Canadian federal budget has significant implications for trust and estate practitioners

Tuesday, 18 February 2014
The tune of last year’s budget, closing perceived tax loopholes, continues in the 2014 federal budget, which was delivered by Jim Flaherty, Canada’s minister of finance, on February 11, 2014. The announced changes under Canada’s Income Tax Act will have considerable implications for trust and estate planners.

The most significant changes are the elimination of graduated-rate taxation and other tax benefits for testamentary and certain other trusts, increased flexibility in the tax treatment of charitable donations made on death, and the elimination of so-called “immigration trusts” provided for under Canada's non-resident trust tax rules.

Trusts and estates face changes in tax treatment

The 2014 budget announces a major change in the taxation of testamentary trusts and estates, which will lead to the eventual elimination of the graduated rate of taxation of trusts and estates.

Starting in 2016, estates and testamentary trusts as well as certain “grandfathered” inter vivos trusts will be taxed on all of their income at the top marginal tax rate, except that the graduated tax rates will apply to an estate for its first 36 months.

Immigrant trust exemption terminated

An unexpected measure in the 2014 budget was the axing of the so-called immigrant trust exemption after more than four decades. “It seems […] that Canada is changing its overall outlook towards attracting ‘investor class’ immigrants,” Michael Cadesky TEP writes in this STEP Journal web exclusive. He added that by making Canada a less attractive place for new immigrants, a tax-planning opportunity that formerly was a “cornerstone of Canadian tax planning for immigrants” has been brought to an end.

More flexibility with charitable donations made on death

The 2014 budget improves the tax efficiency of charitable legacies for deaths occurring after 2015 by allowing them to be treated as part of the estate instead of as lifetime gifts.

Further revisions to “kiddie tax”

The 2014 budget proposes retroactively expanding the application of the tax on split income (the so-called “kiddie tax”) to certain partnership and trust arrangements. The intention is to deter efforts by taxpayers subject to high marginal tax rates from shifting income to individuals subject to lower marginal tax rates, such as children under 18.

Stricter withholding tax rules

Budget 2014 proposes to shut down back-to-back loan planning by expanding the anti-avoidance rules in the thin capitalization rules and by adding a withholding tax on interest paid to foreign banks in this situation.

“Unfortunately, in their effort to prevent taxpayers from utilizing creative structures to avoid the thin cap and withholding tax rules, the Department of Finance has made the rules too broad and has caught many innocent arrangements,” McMillan lawyers' tax bulletin comments.

If the proposed amendments are not revised, non-resident shareholders of Canadian corporations should review their security arrangements for the Canadian corporation's credit facilities, McMillan adds.

No more “treaty shopping”

As part of the Canadian government’s plan to combat tax avoidance, international tax planning is under increased scrutiny once again.

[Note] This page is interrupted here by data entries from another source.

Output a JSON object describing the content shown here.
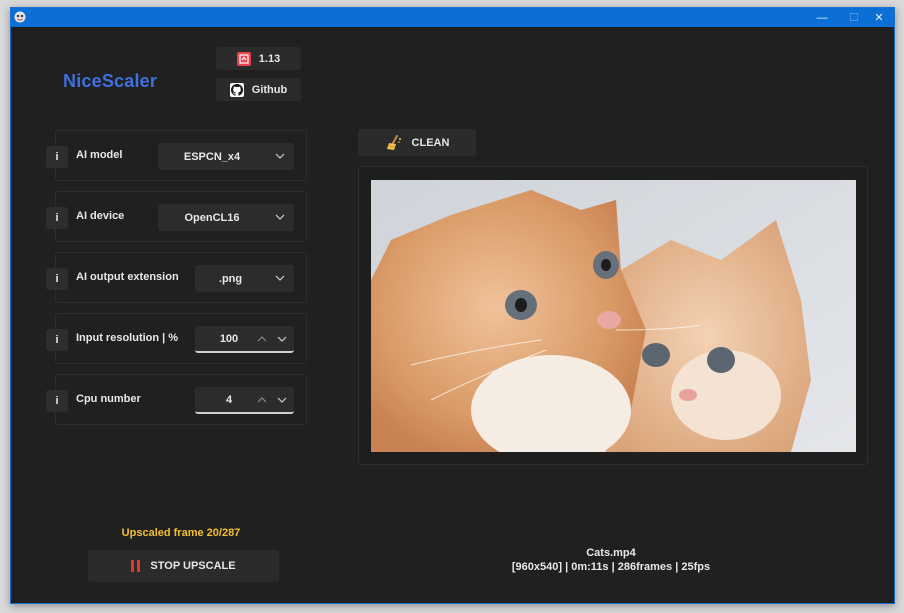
{
  "app": {
    "title": "NiceScaler",
    "version_label": "1.13",
    "github_label": "Github"
  },
  "window_controls": {
    "minimize": "—",
    "maximize": "☐",
    "close": "✕"
  },
  "settings": [
    {
      "info": "i",
      "label": "AI model",
      "type": "dropdown",
      "value": "ESPCN_x4"
    },
    {
      "info": "i",
      "label": "AI device",
      "type": "dropdown",
      "value": "OpenCL16"
    },
    {
      "info": "i",
      "label": "AI output extension",
      "type": "dropdown",
      "value": ".png"
    },
    {
      "info": "i",
      "label": "Input resolution | %",
      "type": "spinbox",
      "value": "100"
    },
    {
      "info": "i",
      "label": "Cpu number",
      "type": "spinbox",
      "value": "4"
    }
  ],
  "clean_label": "CLEAN",
  "status": {
    "text": "Upscaled frame 20/287",
    "color": "#f3c02c"
  },
  "stop_label": "STOP UPSCALE",
  "file": {
    "name": "Cats.mp4",
    "info": "[960x540] | 0m:11s | 286frames | 25fps"
  },
  "colors": {
    "accent": "#3f6fe0",
    "titlebar": "#0b6fd6",
    "background": "#202020",
    "stop_icon": "#e63636"
  },
  "icons": {
    "version": "version-badge-icon",
    "github": "github-icon",
    "clean": "broom-icon",
    "stop": "pause-icon",
    "chevron": "chevron-down-icon"
  }
}
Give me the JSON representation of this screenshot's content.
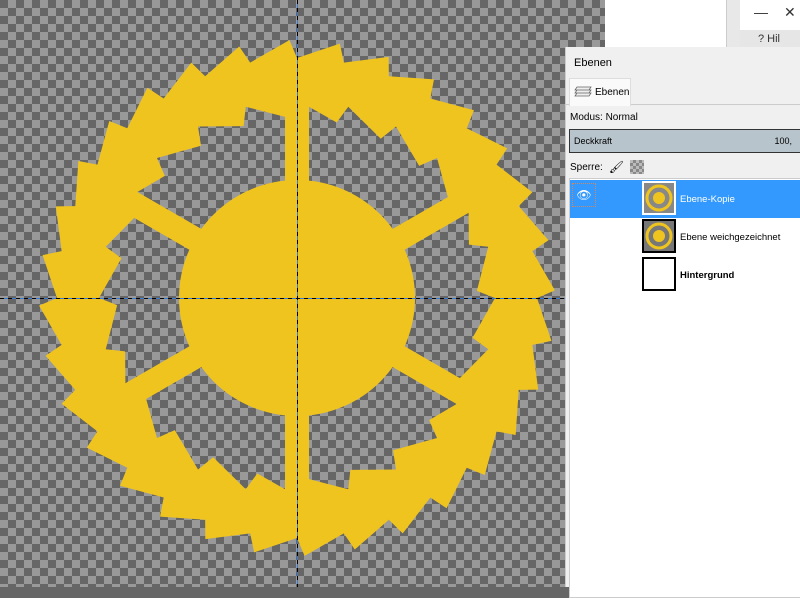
{
  "canvas": {
    "fill_color": "#f0c41e"
  },
  "window": {
    "minimize_icon": "—",
    "close_icon": "✕",
    "help_label": "? Hil"
  },
  "panel": {
    "title": "Ebenen",
    "tab_label": "Ebenen",
    "mode_label": "Modus: Normal",
    "opacity_label": "Deckkraft",
    "opacity_value": "100,",
    "lock_label": "Sperre:",
    "layers": [
      {
        "name": "Ebene-Kopie",
        "selected": true,
        "visible": true
      },
      {
        "name": "Ebene weichgezeichnet",
        "selected": false,
        "visible": false
      },
      {
        "name": "Hintergrund",
        "selected": false,
        "visible": false
      }
    ]
  }
}
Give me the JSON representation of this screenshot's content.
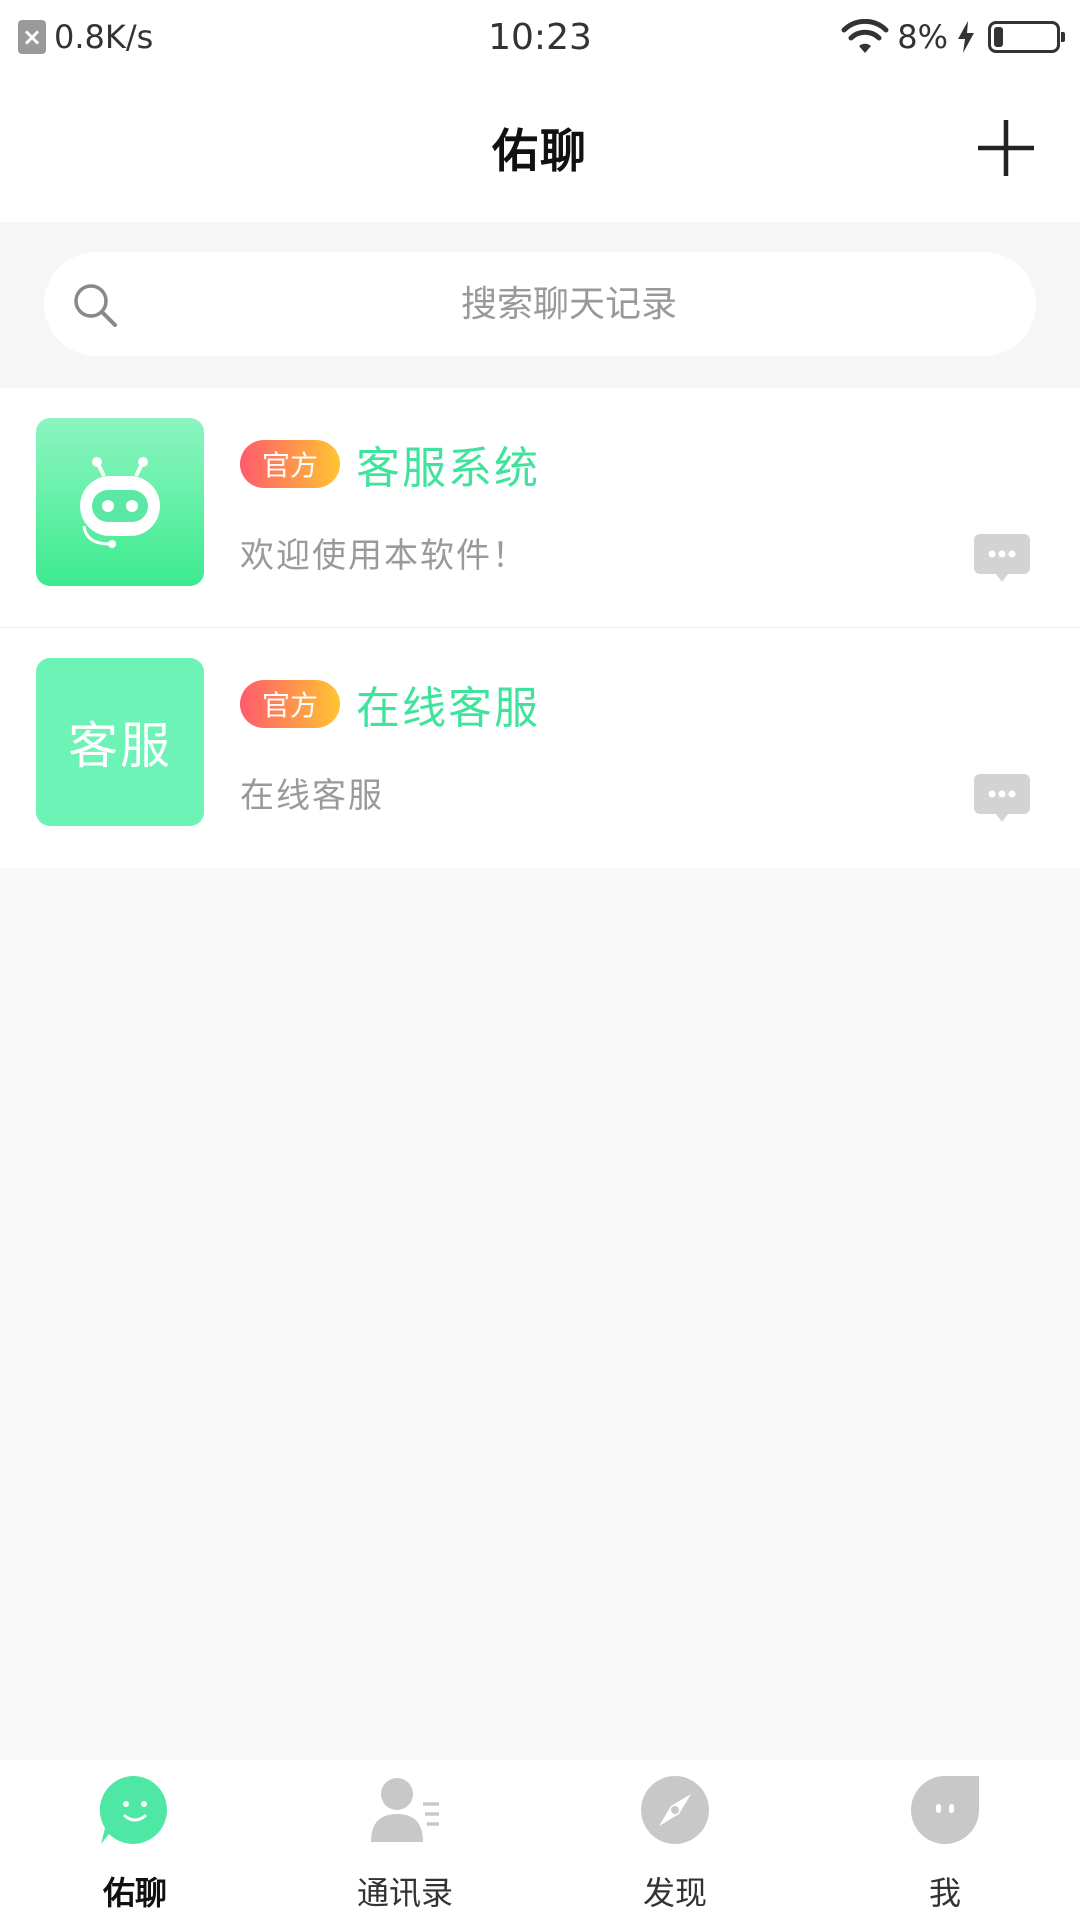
{
  "status_bar": {
    "net_speed": "0.8K/s",
    "time": "10:23",
    "battery_percent": "8%",
    "battery_level_fraction": 0.08
  },
  "header": {
    "title": "佑聊",
    "add_icon": "plus-icon"
  },
  "search": {
    "placeholder": "搜索聊天记录",
    "icon": "search-icon"
  },
  "chats": [
    {
      "badge": "官方",
      "name": "客服系统",
      "preview": "欢迎使用本软件！",
      "avatar_type": "robot-icon"
    },
    {
      "badge": "官方",
      "name": "在线客服",
      "preview": "在线客服",
      "avatar_text": "客服"
    }
  ],
  "bottom_nav": [
    {
      "label": "佑聊",
      "icon": "chat-bubble-icon",
      "active": true,
      "color": "#4fe7a4"
    },
    {
      "label": "通讯录",
      "icon": "contacts-icon",
      "active": false,
      "color": "#c8c8c8"
    },
    {
      "label": "发现",
      "icon": "compass-icon",
      "active": false,
      "color": "#c8c8c8"
    },
    {
      "label": "我",
      "icon": "profile-bubble-icon",
      "active": false,
      "color": "#c8c8c8"
    }
  ],
  "colors": {
    "accent": "#3fe39c",
    "badge_start": "#ff5a6c",
    "badge_end": "#ffc531",
    "inactive_icon": "#c8c8c8"
  }
}
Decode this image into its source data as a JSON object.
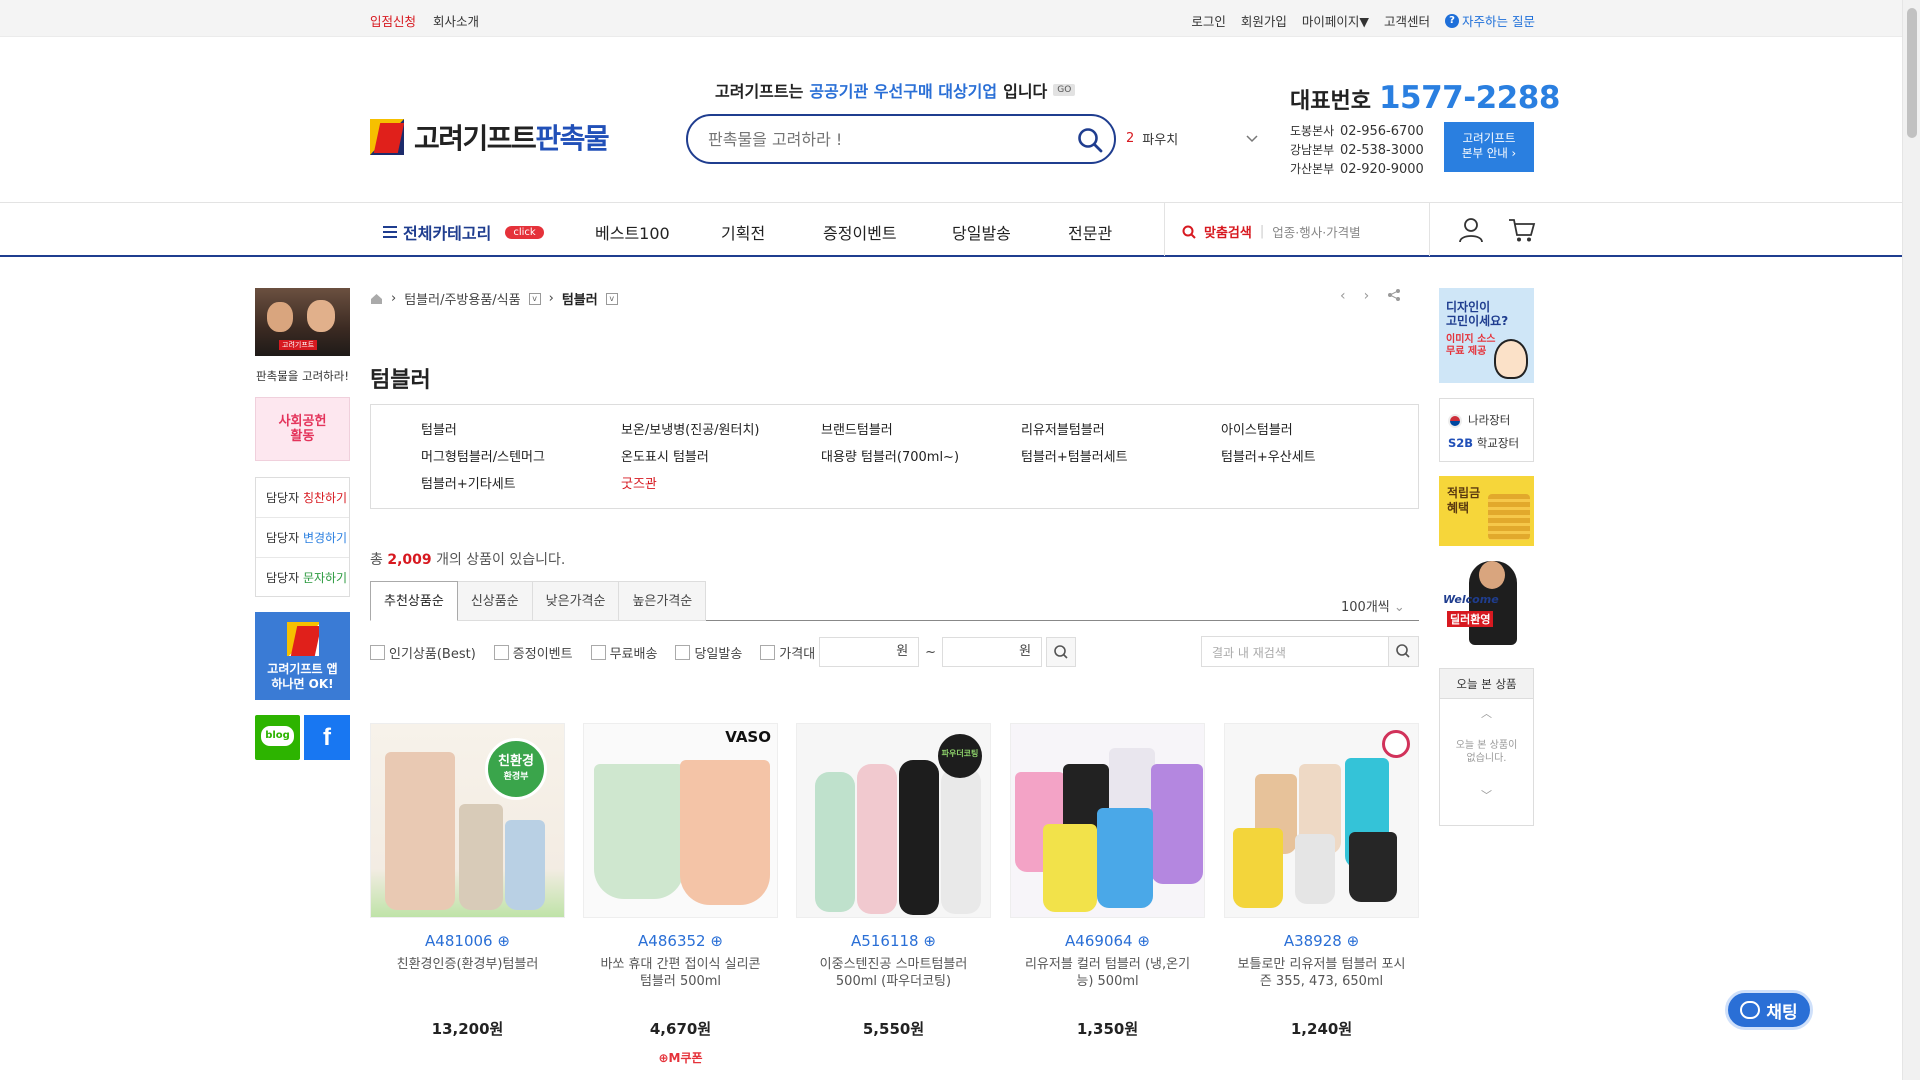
{
  "topbar": {
    "left": [
      "입점신청",
      "회사소개"
    ],
    "right": [
      "로그인",
      "회원가입",
      "마이페이지▼",
      "고객센터"
    ],
    "faq": "자주하는 질문"
  },
  "header": {
    "logo_black": "고려기프트",
    "logo_blue": "판촉물",
    "slogan_pre": "고려기프트는",
    "slogan_hl": "공공기관 우선구매 대상기업",
    "slogan_post": "입니다",
    "slogan_go": "GO",
    "search_placeholder": "판촉물을 고려하라 !",
    "hot_rank": "2",
    "hot_keyword": "파우치",
    "rep_label": "대표번호",
    "rep_number": "1577-2288",
    "branches": [
      {
        "name": "도봉본사",
        "phone": "02-956-6700"
      },
      {
        "name": "강남본부",
        "phone": "02-538-3000"
      },
      {
        "name": "가산본부",
        "phone": "02-920-9000"
      }
    ],
    "branch_btn_1": "고려기프트",
    "branch_btn_2": "본부 안내 ›"
  },
  "nav": {
    "all_categories": "전체카테고리",
    "click_badge": "click",
    "menu": [
      "베스트100",
      "기획전",
      "증정이벤트",
      "당일발송",
      "전문관"
    ],
    "custom_search": "맞춤검색",
    "custom_hint": "업종·행사·가격별"
  },
  "left_sidebar": {
    "video_badge": "고려기프트",
    "caption": "판촉물을 고려하라!",
    "social_1": "사회공헌",
    "social_2": "활동",
    "managers": [
      {
        "pre": "담당자 ",
        "hl": "칭찬하기"
      },
      {
        "pre": "담당자 ",
        "hl": "변경하기"
      },
      {
        "pre": "담당자 ",
        "hl": "문자하기"
      }
    ],
    "app_1": "고려기프트 앱",
    "app_2": "하나면 OK!",
    "blog": "blog",
    "facebook": "f"
  },
  "right_sidebar": {
    "design_1": "디자인이",
    "design_2": "고민이세요?",
    "design_3": "이미지 소스",
    "design_4": "무료 제공",
    "nara": "나라장터",
    "s2b": "S2B",
    "school": "학교장터",
    "points_1": "적립금",
    "points_2": "혜택",
    "welcome_1": "Welcome",
    "welcome_2": "딜러환영",
    "recent_title": "오늘 본 상품",
    "recent_msg_1": "오늘 본 상품이",
    "recent_msg_2": "없습니다."
  },
  "breadcrumb": {
    "level1": "텀블러/주방용품/식품",
    "level2": "텀블러"
  },
  "page_title": "텀블러",
  "subcategories": [
    "텀블러",
    "보온/보냉병(진공/원터치)",
    "브랜드텀블러",
    "리유저블텀블러",
    "아이스텀블러",
    "머그형텀블러/스텐머그",
    "온도표시 텀블러",
    "대용량 텀블러(700ml~)",
    "텀블러+텀블러세트",
    "텀블러+우산세트",
    "텀블러+기타세트",
    "굿즈관"
  ],
  "total": {
    "pre": "총 ",
    "count": "2,009",
    "post": " 개의 상품이 있습니다."
  },
  "sort_tabs": [
    "추천상품순",
    "신상품순",
    "낮은가격순",
    "높은가격순"
  ],
  "per_page": "100개씩",
  "filters": {
    "checks": [
      "인기상품(Best)",
      "증정이벤트",
      "무료배송",
      "당일발송",
      "가격대"
    ],
    "price_unit": "원",
    "tilde": "~",
    "result_placeholder": "결과 내 재검색"
  },
  "products": [
    {
      "code": "A481006",
      "name": "친환경인증(환경부)텀블러",
      "price": "13,200원",
      "coupon": ""
    },
    {
      "code": "A486352",
      "name": "바쏘 휴대 간편 접이식 실리콘 텀블러 500ml",
      "price": "4,670원",
      "coupon": "M쿠폰"
    },
    {
      "code": "A516118",
      "name": "이중스텐진공 스마트텀블러 500ml (파우더코팅)",
      "price": "5,550원",
      "coupon": ""
    },
    {
      "code": "A469064",
      "name": "리유저블 컬러 텀블러 (냉,온기능) 500ml",
      "price": "1,350원",
      "coupon": ""
    },
    {
      "code": "A38928",
      "name": "보틀로만 리유저블 텀블러 포시즌 355, 473, 650ml",
      "price": "1,240원",
      "coupon": ""
    }
  ],
  "product_badges": {
    "eco": "친환경",
    "eco_sub": "환경부",
    "vaso": "VASO",
    "powder": "파우더코팅"
  },
  "chat": "채팅"
}
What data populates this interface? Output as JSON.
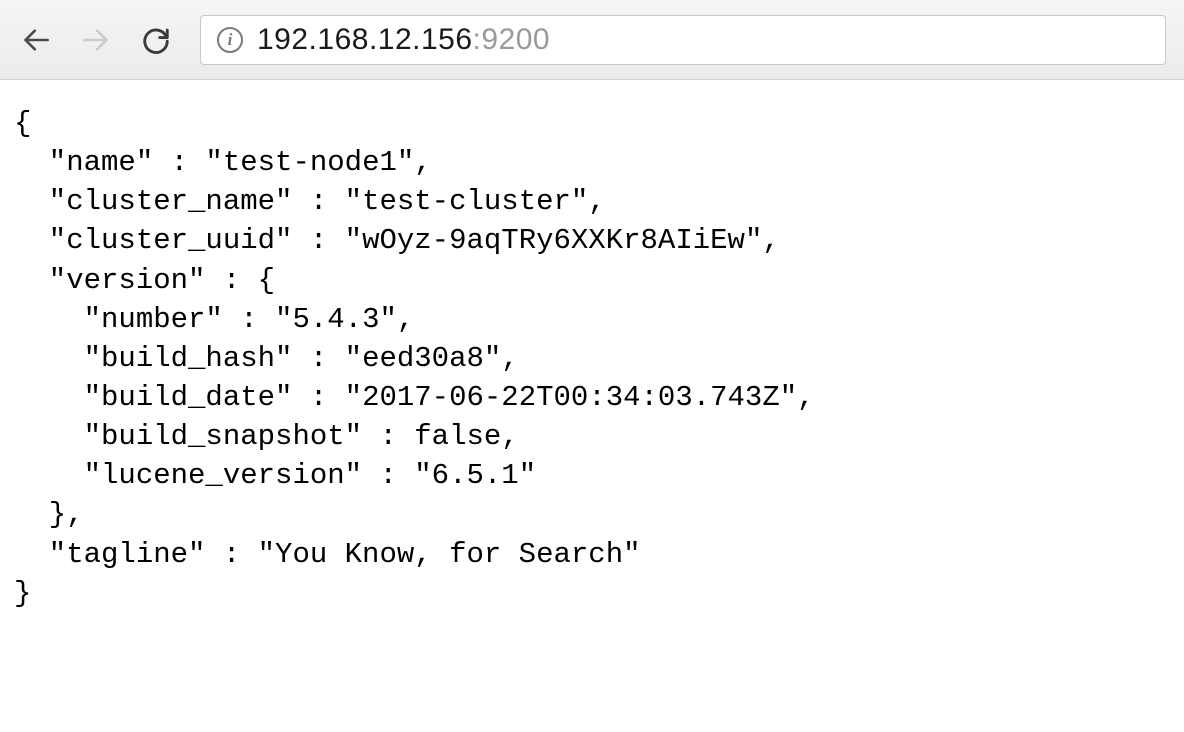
{
  "address": {
    "host": "192.168.12.156",
    "port": ":9200"
  },
  "info_glyph": "i",
  "response": {
    "name": "test-node1",
    "cluster_name": "test-cluster",
    "cluster_uuid": "wOyz-9aqTRy6XXKr8AIiEw",
    "version": {
      "number": "5.4.3",
      "build_hash": "eed30a8",
      "build_date": "2017-06-22T00:34:03.743Z",
      "build_snapshot": "false",
      "lucene_version": "6.5.1"
    },
    "tagline": "You Know, for Search"
  }
}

The 2014 budget proposes rules designed to discourage what the Department of Finance calls “treaty shopping”. Subject to certain limitations, they would apply to deny treaty benefits that would otherwise be available in respect of certain income earned in Canada where one of the main purposes for undertaking any transaction that results in the treaty benefits was for a person to obtain such benefits. Interested parties can submit comments within 60 days of February 11, 2014.